The characters' journey through the tunnels leads them exactly where the vampires want them, to be part of a ritual. The Old One, an ancient vampire who has been hibernating in a tomb, Esmeralda's grandmother, has been awoken to oversee the sacrifice of the remaining humans and the anointing of Esmeralda as the new vampire queen under the name Santanico Pandemonium. The same character Salma Hayek played in the first film, here played by Ara Celi. The Hangman's Daughter is her origin story.

We know that Esmeralda/Santanico Pandemonium is going to remain at this place for the next eighty-three years, but the rest of the survivors do their best to make sure they don't get stuck there as well.
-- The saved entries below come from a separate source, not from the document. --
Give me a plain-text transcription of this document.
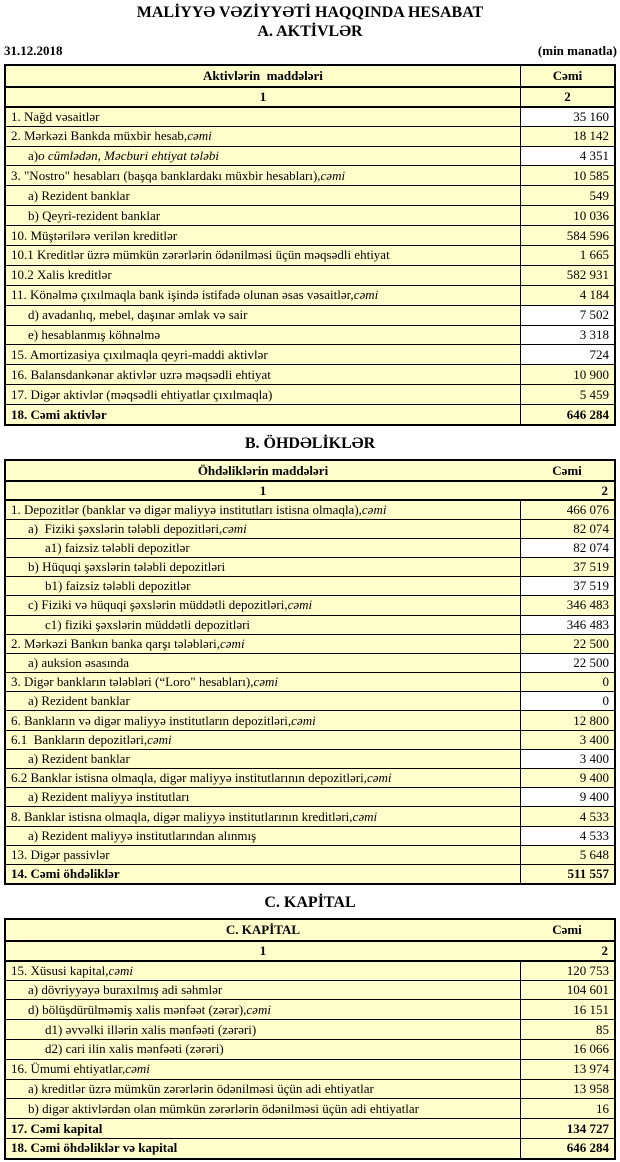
MALİYYƏ VƏZİYYƏTİ HAQQINDA HESABAT
A. AKTİVLƏR
31.12.2018	(min manatla)
Aktivlərin  maddələri	Cəmi
1	2
1. Nağd vəsaitlər	35 160
2. Mərkəzi Bankda müxbir hesab, cəmi	18 142
a) o cümlədən, Məcburi ehtiyat tələbi	4 351
3. "Nostro" hesabları (başqa banklardakı müxbir hesabları), cəmi	10 585
a) Rezident banklar	549
b) Qeyri-rezident banklar	10 036
10. Müştərilərə verilən kreditlər	584 596
10.1 Kreditlər üzrə mümkün zərərlərin ödənilməsi üçün məqsədli ehtiyat	1 665
10.2 Xalis kreditlər	582 931
11. Könəlmə çıxılmaqla bank işində istifadə olunan əsas vəsaitlər, cəmi	4 184
d) avadanlıq, mebel, daşınar əmlak və sair	7 502
e) hesablanmış köhnəlmə	3 318
15. Amortizasiya çıxılmaqla qeyri-maddi aktivlər	724
16. Balansdankənar aktivlər uzrə məqsədli ehtiyat	10 900
17. Digər aktivlər (məqsədli ehtiyatlar çıxılmaqla)	5 459
18. Cəmi aktivlər	646 284
B. ÖHDƏLİKLƏR
Öhdəliklərin maddələri	Cəmi
1	2
1. Depozitlər (banklar və digər maliyyə institutları istisna olmaqla), cəmi	466 076
a)  Fiziki şəxslərin tələbli depozitləri, cəmi	82 074
a1) faizsiz tələbli depozitlər	82 074
b) Hüquqi şəxslərin tələbli depozitləri	37 519
b1) faizsiz tələbli depozitlər	37 519
c) Fiziki və hüquqi şəxslərin müddətli depozitləri, cəmi	346 483
c1) fiziki şəxslərin müddətli depozitləri	346 483
2. Mərkəzi Bankın banka qarşı tələbləri, cəmi	22 500
a) auksion əsasında	22 500
3. Digər bankların tələbləri (“Loro" hesabları), cəmi	0
a) Rezident banklar	0
6. Bankların və digər maliyyə institutların depozitləri, cəmi	12 800
6.1  Bankların depozitləri, cəmi	3 400
a) Rezident banklar	3 400
6.2 Banklar istisna olmaqla, digər maliyyə institutlarının depozitləri, cəmi	9 400
a) Rezident maliyyə institutları	9 400
8. Banklar istisna olmaqla, digər maliyyə institutlarının kreditləri, cəmi	4 533
a) Rezident maliyyə institutlarından alınmış	4 533
13. Digər passivlər	5 648
14. Cəmi öhdəliklər	511 557
C. KAPİTAL
C. KAPİTAL	Cəmi
1	2
15. Xüsusi kapital, cəmi	120 753
a) dövriyyəyə buraxılmış adi səhmlər	104 601
d) bölüşdürülməmiş xalis mənfəət (zərər), cəmi	16 151
d1) əvvəlki illərin xalis mənfəəti (zərəri)	85
d2) cari ilin xalis mənfəəti (zərəri)	16 066
16. Ümumi ehtiyatlar, cəmi	13 974
a) kreditlər üzrə mümkün zərərlərin ödənilməsi üçün adi ehtiyatlar	13 958
b) digər aktivlərdən olan mümkün zərərlərin ödənilməsi üçün adi ehtiyatlar	16
17. Cəmi kapital	134 727
18. Cəmi öhdəliklər və kapital	646 284
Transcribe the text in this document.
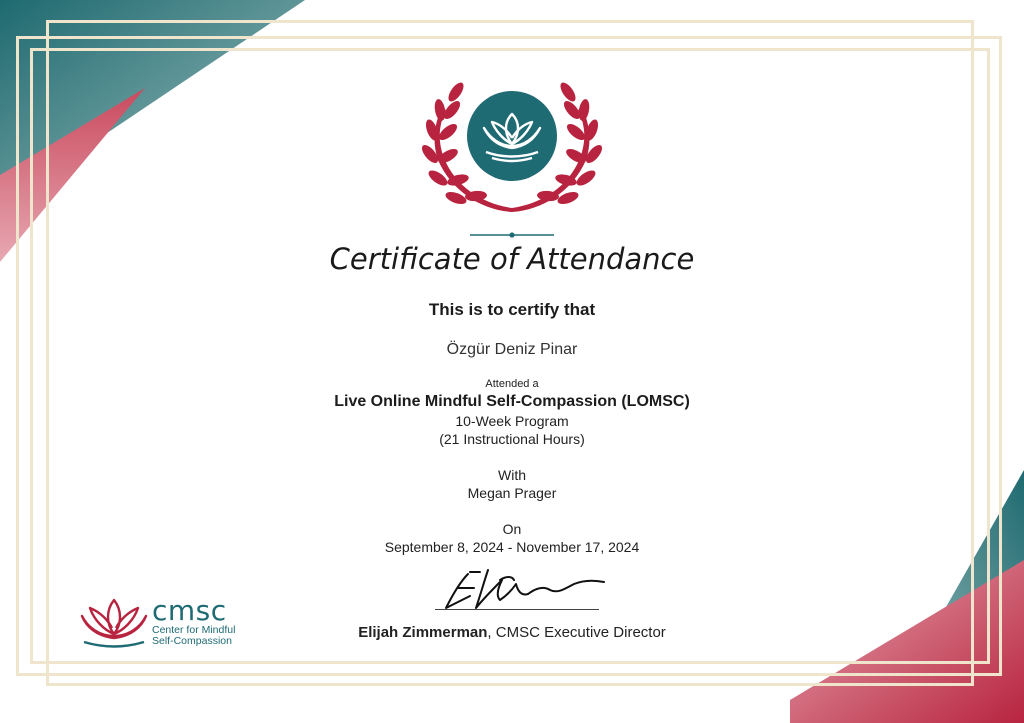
Certificate of Attendance
This is to certify that
Özgür Deniz Pinar
Attended a
Live Online Mindful Self-Compassion (LOMSC)
10-Week Program
(21 Instructional Hours)
With
Megan Prager
On
September 8, 2024 - November 17, 2024
Elijah Zimmerman, CMSC Executive Director
cmsc
Center for Mindful
Self-Compassion
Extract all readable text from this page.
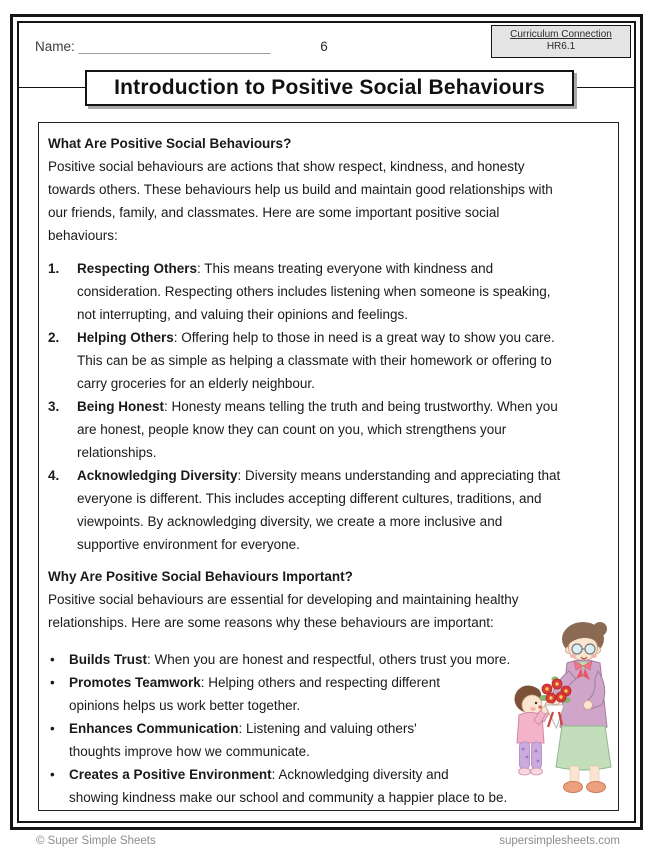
Name: ________________________	6
Curriculum Connection
HR6.1
Introduction to Positive Social Behaviours
What Are Positive Social Behaviours?
Positive social behaviours are actions that show respect, kindness, and honesty
towards others. These behaviours help us build and maintain good relationships with
our friends, family, and classmates. Here are some important positive social
behaviours:
1.	Respecting Others: This means treating everyone with kindness and
consideration. Respecting others includes listening when someone is speaking,
not interrupting, and valuing their opinions and feelings.
2.	Helping Others: Offering help to those in need is a great way to show you care.
This can be as simple as helping a classmate with their homework or offering to
carry groceries for an elderly neighbour.
3.	Being Honest: Honesty means telling the truth and being trustworthy. When you
are honest, people know they can count on you, which strengthens your
relationships.
4.	Acknowledging Diversity: Diversity means understanding and appreciating that
everyone is different. This includes accepting different cultures, traditions, and
viewpoints. By acknowledging diversity, we create a more inclusive and
supportive environment for everyone.
Why Are Positive Social Behaviours Important?
Positive social behaviours are essential for developing and maintaining healthy
relationships. Here are some reasons why these behaviours are important:
•	Builds Trust: When you are honest and respectful, others trust you more.
•	Promotes Teamwork: Helping others and respecting different
opinions helps us work better together.
•	Enhances Communication: Listening and valuing others'
thoughts improve how we communicate.
•	Creates a Positive Environment: Acknowledging diversity and
showing kindness make our school and community a happier place to be.
© Super Simple Sheets	supersimplesheets.com
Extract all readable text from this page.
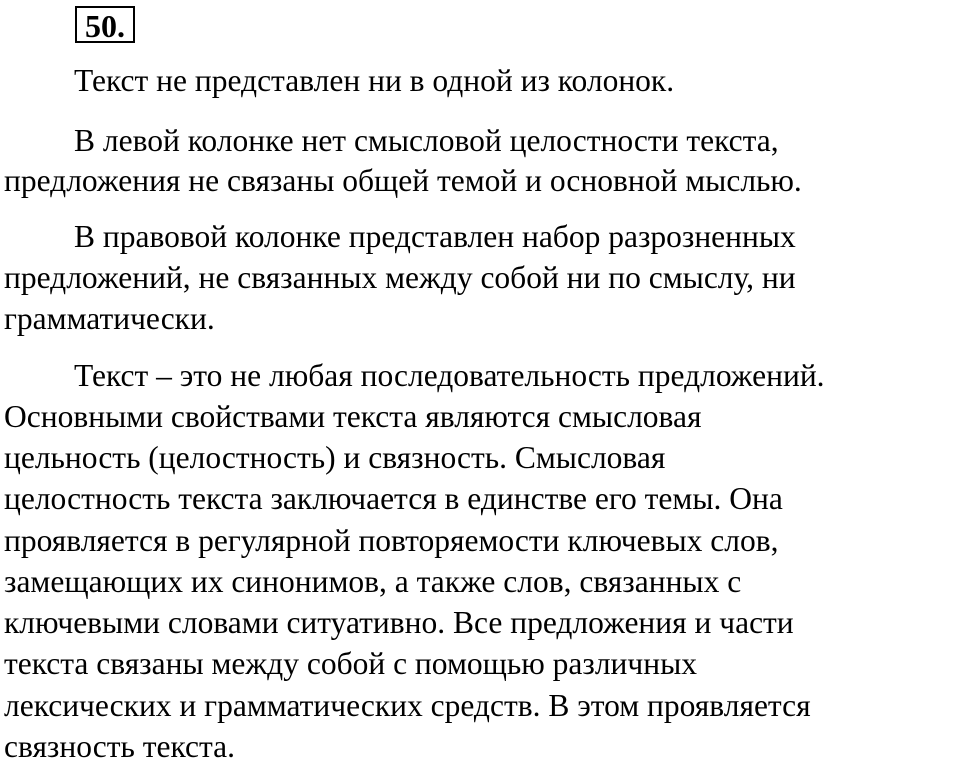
50.
Текст не представлен ни в одной из колонок.
В левой колонке нет смысловой целостности текста,
предложения не связаны общей темой и основной мыслью.
В правовой колонке представлен набор разрозненных
предложений, не связанных между собой ни по смыслу, ни
грамматически.
Текст – это не любая последовательность предложений.
Основными свойствами текста являются смысловая
цельность (целостность) и связность. Смысловая
целостность текста заключается в единстве его темы. Она
проявляется в регулярной повторяемости ключевых слов,
замещающих их синонимов, а также слов, связанных с
ключевыми словами ситуативно. Все предложения и части
текста связаны между собой с помощью различных
лексических и грамматических средств. В этом проявляется
связность текста.
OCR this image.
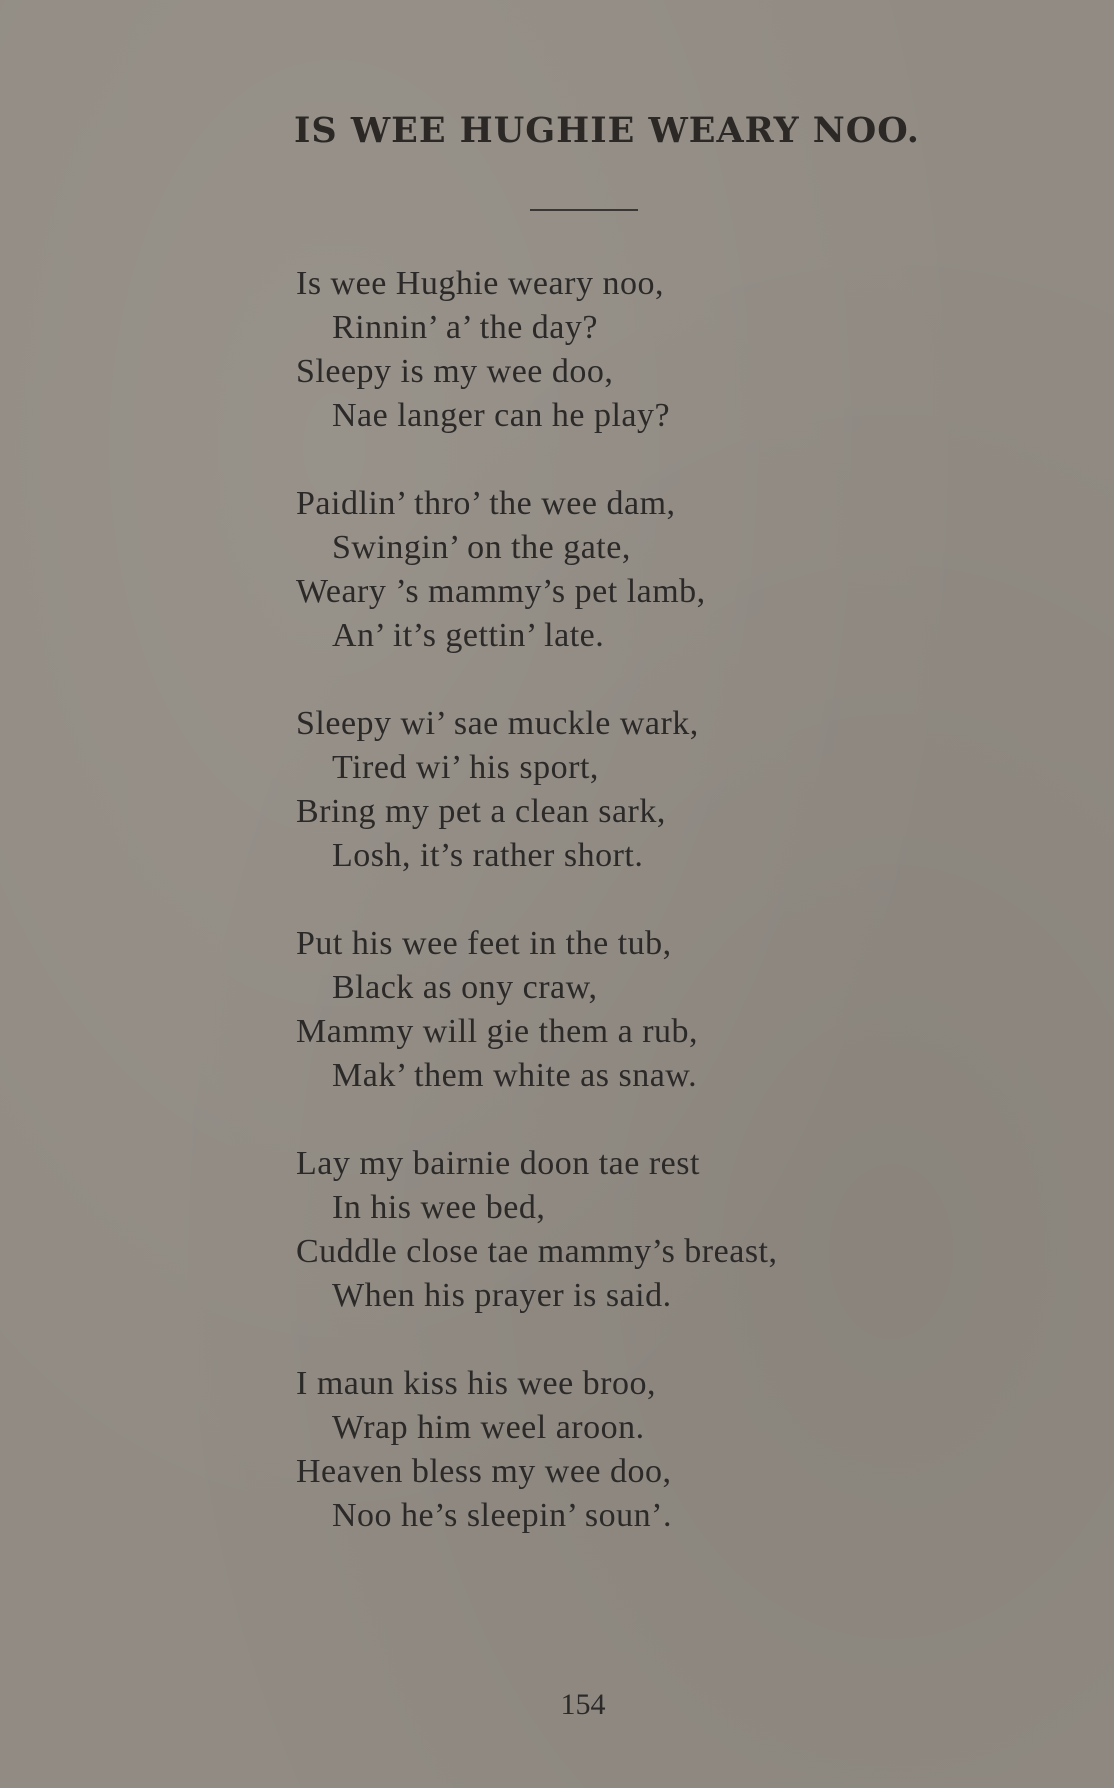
IS WEE HUGHIE WEARY NOO.
Is wee Hughie weary noo,
Rinnin’ a’ the day?
Sleepy is my wee doo,
Nae langer can he play?
Paidlin’ thro’ the wee dam,
Swingin’ on the gate,
Weary ’s mammy’s pet lamb,
An’ it’s gettin’ late.
Sleepy wi’ sae muckle wark,
Tired wi’ his sport,
Bring my pet a clean sark,
Losh, it’s rather short.
Put his wee feet in the tub,
Black as ony craw,
Mammy will gie them a rub,
Mak’ them white as snaw.
Lay my bairnie doon tae rest
In his wee bed,
Cuddle close tae mammy’s breast,
When his prayer is said.
I maun kiss his wee broo,
Wrap him weel aroon.
Heaven bless my wee doo,
Noo he’s sleepin’ soun’.
154
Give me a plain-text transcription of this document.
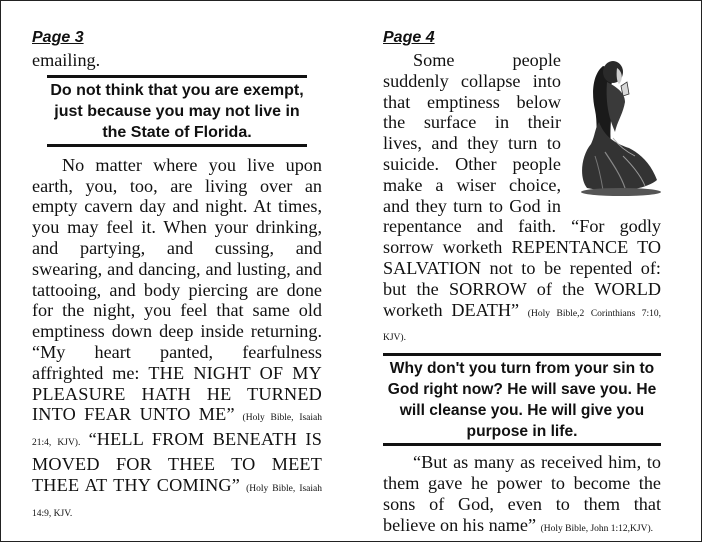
Page 3

emailing.

Do not think that you are exempt, just because you may not live in the State of Florida.

No matter where you live upon earth, you, too, are living over an empty cavern day and night. At times, you may feel it. When your drinking, and partying, and cussing, and swearing, and dancing, and lusting, and tattooing, and body piercing are done for the night, you feel that same old emptiness down deep inside returning. “My heart panted, fearfulness affrighted me: THE NIGHT OF MY PLEASURE HATH HE TURNED INTO FEAR UNTO ME” (Holy Bible, Isaiah 21:4, KJV). “HELL FROM BENEATH IS MOVED FOR THEE TO MEET THEE AT THY COMING” (Holy Bible, Isaiah 14:9, KJV.

Page 4

Some people suddenly collapse into that emptiness below the surface in their lives, and they turn to suicide. Other people make a wiser choice, and they turn to God in repentance and faith. “For godly sorrow worketh REPENTANCE TO SALVATION not to be repented of: but the SORROW of the WORLD worketh DEATH” (Holy Bible,2 Corinthians 7:10, KJV).

Why don't you turn from your sin to God right now? He will save you. He will cleanse you. He will give you purpose in life.

“But as many as received him, to them gave he power to become the sons of God, even to them that believe on his name” (Holy Bible, John 1:12,KJV).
From Dusk Till Dawn 3: The Hangman's Daughter is much more the type of film I had expected to get as a follow-up to From Dusk Till Dawn than Texas Blood Money had been. It's essentially structured like the original film, taking its time getting its characters to the Titty Twister/La Tetilla del Diablo, but once it gets there it delves deeper into the workings of the vampire society and shows us more of the ancient temple masquerading as a bar. That's exactly what I wanted from further installments of the FDTD franchise, and this prequel fully delivers, while at the same time being a type of movie that there aren't nearly enough of - an amalgamation of horror and Western. I love when horror is blended with Western aesthetics, and cowboys and vampires make for a wonderful mix.

P.J. Pesce did a solid job directing the film, proving very capable at handling both the Western and horror styles.


The cast is excellent, led by the always fantastic Michael Parks. Temuera Morrison's hangman is never quite likeable but he sure is good at killing vampires. Lennie Loftin and Rebecca Gayheart do great work as the Newlies, and Jordana Spiro makes a strong impression as Reece, as does Orlando Jones in the small role of the brush salesman.

Although I enjoy it, I can understand the poor reception Texas Blood Money received. I feel The Hangman's Daughter, however, is severely underrated, possibly because people just didn't give it a chance after the second film didn't quite deliver what they were looking for. It's not as awesome as the first trip into the den of the Mexican vampires, but it is a great return to that world that's definitely worth checking out if you liked visiting it the first time around.